Three-Month Smoking Cessation Program Linked to Improved Pulmonary Function

Metrics of pulmonary function were associated with significant improvement among smokers who successfully underwent a three-month, multifaceted cessation program, according to a new Japan-based prospective assessment.

While the long-term risks of tobacco smoke on pulmonary disease and lung cancer development have been long documented, less has been made of the short-term value of smoking cessation—in terms of proxies including forced vital capacity (FVC), forced expiratory volume over 1 second (FEV1), and peak expiratory flow.

To understand what a combination of pharmacologic and cognitive-behavioral therapeutic measures would have on such outcomes in smokers, a team of investigators from the Kobe City Medical Center West Hospital in Japan assessed data from such a program in their country.

The data was planned for presentation at the American Thoracic Society (ATS) 2020 International Conference this year.

Investigators defined nicotine dependence by a score of ≥5 points on the Tobacco Dependence Screener test, and tobacco quitters if they had quit completely between an eight-week and 12-week physician visit, with verification from an exhaled carbon monoxide (CO) level of ≤10 ppm.

The team assessed for pulmonary function metrics at baseline and at the end of the cessation program.

Assessment included 876 smokers with nicotine dependence treated in the program from August 2007-March 2019. Of this population, 464 participants completed the program, and had available pulmonary function tests collected at baseline and at program’s end.

Just 34% (n = 159) of observed, completed participants were female; mean age was 62±12 years old; mean baseline exhaled CO level was 15.2±9.9 ppm; and mean FEV1 (20% predicted) was 75.7.

Underlying diseases or past history largely included mental disorders (28.9%); chronic obstructive pulmonary disease (COPD; 23.9%); bronchial asthma (15.3%); diabetes mellitus (18.3%); hypertension (22.2%); cardiovascular disease (19.8%); and cancer (11.6%).

Investigators observed a 0.056±0.372 change in FVC (P = .001); a 0.048±0.273 change in FEV1 (P = .0002); a 0.028±0.495 change in maximal mid-expiratory flow (P = .295); and a 0.344±1.125 change in peak expiratory flow (P <.0001).

“With regard to these changes in pulmonary function, there were no significant differences between quitters (n=308) and continuous smokers (n=156),” they wrote. “In 161 participants (34.7%), FEV1 increased more than 100mL.”

But when investigators compared baseline characteristics of participants presenting with ≥100mL increase in FEV1 and those who did not, they found significant differences in frequency of underlying disease including COPD (34.5% vs 20.5%; P = .018) and bronchial asthma (23.0% vs 11.2%; P = .001).
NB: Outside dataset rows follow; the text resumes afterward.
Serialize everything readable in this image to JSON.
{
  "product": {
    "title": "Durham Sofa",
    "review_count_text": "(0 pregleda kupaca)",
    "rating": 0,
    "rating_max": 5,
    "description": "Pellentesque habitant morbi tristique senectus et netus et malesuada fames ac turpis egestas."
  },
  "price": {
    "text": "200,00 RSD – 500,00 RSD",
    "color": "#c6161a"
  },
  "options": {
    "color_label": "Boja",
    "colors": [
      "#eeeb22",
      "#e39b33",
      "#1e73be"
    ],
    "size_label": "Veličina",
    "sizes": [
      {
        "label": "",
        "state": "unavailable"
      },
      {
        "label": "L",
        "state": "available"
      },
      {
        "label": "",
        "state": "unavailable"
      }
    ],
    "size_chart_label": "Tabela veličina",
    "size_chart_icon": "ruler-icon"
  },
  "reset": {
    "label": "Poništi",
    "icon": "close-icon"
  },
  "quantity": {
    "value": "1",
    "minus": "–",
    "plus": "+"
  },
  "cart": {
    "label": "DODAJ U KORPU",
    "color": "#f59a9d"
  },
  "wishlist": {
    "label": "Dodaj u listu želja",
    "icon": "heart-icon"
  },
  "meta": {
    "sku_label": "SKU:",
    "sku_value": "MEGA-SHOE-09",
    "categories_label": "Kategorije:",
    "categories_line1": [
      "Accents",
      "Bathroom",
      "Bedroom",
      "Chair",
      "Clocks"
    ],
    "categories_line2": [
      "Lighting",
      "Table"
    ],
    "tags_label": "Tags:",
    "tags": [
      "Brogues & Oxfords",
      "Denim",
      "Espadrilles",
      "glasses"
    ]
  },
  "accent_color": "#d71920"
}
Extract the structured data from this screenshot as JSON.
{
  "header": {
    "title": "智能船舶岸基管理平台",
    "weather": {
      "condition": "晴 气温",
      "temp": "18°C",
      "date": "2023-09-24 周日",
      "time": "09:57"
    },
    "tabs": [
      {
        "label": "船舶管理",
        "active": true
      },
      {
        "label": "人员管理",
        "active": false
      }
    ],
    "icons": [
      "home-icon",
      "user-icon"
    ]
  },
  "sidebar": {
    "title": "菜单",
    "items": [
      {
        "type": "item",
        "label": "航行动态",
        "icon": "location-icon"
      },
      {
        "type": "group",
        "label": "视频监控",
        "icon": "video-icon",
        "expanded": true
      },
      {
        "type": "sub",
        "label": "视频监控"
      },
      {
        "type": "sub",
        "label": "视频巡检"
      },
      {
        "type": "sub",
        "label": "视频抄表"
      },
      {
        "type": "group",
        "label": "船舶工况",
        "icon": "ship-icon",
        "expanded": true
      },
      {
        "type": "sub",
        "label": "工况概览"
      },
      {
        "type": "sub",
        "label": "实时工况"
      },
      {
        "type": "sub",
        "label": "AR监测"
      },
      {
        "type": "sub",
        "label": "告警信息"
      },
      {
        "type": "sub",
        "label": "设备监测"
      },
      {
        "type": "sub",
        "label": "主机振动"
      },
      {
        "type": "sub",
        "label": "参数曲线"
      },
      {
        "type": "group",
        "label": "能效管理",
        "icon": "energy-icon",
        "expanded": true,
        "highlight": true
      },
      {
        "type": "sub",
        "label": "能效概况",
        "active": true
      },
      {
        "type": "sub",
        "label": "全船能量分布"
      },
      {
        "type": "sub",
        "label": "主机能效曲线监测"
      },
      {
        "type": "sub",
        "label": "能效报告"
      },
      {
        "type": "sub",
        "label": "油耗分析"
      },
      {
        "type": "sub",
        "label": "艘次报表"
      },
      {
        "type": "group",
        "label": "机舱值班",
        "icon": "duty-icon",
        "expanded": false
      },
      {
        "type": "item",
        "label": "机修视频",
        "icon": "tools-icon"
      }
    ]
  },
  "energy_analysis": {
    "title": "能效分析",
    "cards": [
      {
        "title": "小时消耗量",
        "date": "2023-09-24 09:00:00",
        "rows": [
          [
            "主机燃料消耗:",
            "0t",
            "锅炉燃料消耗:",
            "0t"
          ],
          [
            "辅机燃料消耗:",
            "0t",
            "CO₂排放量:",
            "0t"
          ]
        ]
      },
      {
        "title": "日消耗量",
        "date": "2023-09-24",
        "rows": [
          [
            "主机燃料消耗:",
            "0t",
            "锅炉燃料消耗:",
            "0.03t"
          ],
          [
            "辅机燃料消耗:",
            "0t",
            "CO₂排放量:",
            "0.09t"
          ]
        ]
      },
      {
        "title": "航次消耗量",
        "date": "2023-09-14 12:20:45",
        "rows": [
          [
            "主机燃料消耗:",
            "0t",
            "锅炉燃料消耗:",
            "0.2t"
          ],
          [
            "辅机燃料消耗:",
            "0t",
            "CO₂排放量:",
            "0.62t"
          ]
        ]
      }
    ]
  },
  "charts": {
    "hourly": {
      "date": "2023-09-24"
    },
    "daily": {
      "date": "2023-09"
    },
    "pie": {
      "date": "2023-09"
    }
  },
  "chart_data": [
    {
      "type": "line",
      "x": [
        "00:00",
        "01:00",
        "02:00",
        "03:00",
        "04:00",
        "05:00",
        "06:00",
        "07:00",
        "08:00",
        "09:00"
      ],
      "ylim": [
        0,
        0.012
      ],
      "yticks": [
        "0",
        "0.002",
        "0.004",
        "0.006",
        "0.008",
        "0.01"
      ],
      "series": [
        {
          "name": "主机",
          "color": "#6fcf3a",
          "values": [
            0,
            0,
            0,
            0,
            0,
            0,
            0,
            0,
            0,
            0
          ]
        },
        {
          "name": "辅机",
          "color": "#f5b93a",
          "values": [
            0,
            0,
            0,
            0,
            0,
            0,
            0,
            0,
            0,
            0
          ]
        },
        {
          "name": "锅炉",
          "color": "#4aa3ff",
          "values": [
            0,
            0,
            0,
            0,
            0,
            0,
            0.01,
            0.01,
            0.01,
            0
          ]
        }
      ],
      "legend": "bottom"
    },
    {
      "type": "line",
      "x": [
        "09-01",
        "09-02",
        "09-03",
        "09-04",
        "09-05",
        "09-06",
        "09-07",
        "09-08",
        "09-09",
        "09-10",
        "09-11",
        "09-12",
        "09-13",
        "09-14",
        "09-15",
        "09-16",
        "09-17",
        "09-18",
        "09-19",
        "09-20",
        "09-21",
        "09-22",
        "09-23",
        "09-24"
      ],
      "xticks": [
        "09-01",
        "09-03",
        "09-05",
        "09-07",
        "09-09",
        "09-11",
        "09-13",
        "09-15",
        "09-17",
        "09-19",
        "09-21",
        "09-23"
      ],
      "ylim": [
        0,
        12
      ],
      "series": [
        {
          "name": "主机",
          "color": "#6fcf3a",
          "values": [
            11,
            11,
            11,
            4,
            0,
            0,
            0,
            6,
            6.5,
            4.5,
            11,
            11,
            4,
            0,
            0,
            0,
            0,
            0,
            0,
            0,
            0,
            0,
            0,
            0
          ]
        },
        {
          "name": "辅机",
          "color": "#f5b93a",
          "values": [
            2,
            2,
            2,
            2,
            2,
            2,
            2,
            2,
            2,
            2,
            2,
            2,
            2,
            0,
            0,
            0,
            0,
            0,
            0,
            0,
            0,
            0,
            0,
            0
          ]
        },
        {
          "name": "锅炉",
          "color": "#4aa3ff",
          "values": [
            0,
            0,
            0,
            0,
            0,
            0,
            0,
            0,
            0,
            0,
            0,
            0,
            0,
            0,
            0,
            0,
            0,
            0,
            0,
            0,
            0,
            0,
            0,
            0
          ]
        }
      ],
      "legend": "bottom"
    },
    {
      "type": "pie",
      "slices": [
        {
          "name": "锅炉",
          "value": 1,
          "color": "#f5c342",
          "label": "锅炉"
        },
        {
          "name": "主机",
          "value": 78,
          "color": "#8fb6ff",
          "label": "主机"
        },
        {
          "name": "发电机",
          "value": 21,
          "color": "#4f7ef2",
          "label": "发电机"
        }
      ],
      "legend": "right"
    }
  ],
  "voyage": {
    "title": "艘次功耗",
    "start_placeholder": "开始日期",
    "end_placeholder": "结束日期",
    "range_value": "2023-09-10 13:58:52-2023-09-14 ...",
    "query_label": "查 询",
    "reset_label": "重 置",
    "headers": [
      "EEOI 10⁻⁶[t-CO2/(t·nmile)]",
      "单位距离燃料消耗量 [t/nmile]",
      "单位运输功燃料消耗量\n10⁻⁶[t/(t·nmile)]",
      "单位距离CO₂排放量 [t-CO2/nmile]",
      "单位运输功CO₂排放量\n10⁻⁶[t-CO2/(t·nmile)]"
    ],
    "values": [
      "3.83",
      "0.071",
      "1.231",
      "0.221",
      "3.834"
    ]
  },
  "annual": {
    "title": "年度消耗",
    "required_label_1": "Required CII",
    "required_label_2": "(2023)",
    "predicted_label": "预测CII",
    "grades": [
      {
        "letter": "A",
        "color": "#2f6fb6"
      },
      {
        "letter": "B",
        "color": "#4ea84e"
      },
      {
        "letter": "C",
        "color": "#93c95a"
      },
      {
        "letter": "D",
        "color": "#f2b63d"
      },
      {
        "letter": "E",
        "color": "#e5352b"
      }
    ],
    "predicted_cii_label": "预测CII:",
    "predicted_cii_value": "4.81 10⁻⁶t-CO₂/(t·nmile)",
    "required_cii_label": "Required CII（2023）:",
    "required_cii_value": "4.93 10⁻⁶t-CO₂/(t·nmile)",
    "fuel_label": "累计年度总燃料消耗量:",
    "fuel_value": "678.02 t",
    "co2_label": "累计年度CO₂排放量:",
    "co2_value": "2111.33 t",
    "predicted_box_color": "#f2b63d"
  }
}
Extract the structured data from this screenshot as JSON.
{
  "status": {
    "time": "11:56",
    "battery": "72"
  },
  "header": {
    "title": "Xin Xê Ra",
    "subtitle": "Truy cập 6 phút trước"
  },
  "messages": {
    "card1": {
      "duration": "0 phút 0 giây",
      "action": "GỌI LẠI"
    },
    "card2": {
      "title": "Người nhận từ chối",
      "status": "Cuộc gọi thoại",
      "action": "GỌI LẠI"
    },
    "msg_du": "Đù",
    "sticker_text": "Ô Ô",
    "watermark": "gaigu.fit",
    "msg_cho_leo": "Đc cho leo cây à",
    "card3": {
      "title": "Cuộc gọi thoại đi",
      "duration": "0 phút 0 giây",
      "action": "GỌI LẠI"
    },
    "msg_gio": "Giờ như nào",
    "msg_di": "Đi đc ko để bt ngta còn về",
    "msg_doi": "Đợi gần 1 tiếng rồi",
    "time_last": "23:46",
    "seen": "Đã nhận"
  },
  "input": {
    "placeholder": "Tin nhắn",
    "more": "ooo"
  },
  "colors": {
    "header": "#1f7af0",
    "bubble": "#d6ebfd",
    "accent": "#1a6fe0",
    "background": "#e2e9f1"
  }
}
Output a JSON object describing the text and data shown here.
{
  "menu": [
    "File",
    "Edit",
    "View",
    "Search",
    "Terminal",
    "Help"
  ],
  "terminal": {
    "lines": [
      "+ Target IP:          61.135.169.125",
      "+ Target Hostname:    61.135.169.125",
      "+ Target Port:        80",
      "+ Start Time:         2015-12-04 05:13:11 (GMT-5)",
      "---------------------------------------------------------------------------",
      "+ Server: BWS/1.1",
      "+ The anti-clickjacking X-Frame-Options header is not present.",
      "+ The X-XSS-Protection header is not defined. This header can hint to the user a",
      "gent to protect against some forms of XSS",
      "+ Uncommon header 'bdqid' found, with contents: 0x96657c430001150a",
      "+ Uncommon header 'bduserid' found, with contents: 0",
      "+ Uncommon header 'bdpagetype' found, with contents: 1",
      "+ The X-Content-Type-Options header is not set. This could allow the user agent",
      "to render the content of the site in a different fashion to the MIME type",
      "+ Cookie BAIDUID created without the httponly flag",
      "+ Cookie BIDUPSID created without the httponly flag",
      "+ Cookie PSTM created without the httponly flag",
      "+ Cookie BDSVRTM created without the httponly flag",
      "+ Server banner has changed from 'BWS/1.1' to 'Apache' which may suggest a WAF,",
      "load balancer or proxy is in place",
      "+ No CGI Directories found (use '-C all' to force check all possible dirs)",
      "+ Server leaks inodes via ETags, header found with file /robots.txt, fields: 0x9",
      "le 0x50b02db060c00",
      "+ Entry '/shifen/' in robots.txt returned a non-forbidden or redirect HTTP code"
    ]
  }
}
The two groups also difference significantly in baseline FEV1 (1.83±0.74 L vs 2.21±0.75 L, P <.0001).

In their multivariate analysis, bronchial asthma (OR, 2.19; 95% CI, 1.27-3.77) and baseline FEV1 (OR, 0.56; 95% CI, 0.41-0.77) were significantly associated with an FEV1 increase of ≥100mL.

“In our smoking cessation program, significant changes in pulmonary function such as FVC, FEV1, and peak expiratory flow were found,” investigators concluded.

The study, “Changes in Pulmonary Function Before and After the Smoking Cessation Therapy,” was published online by ATS.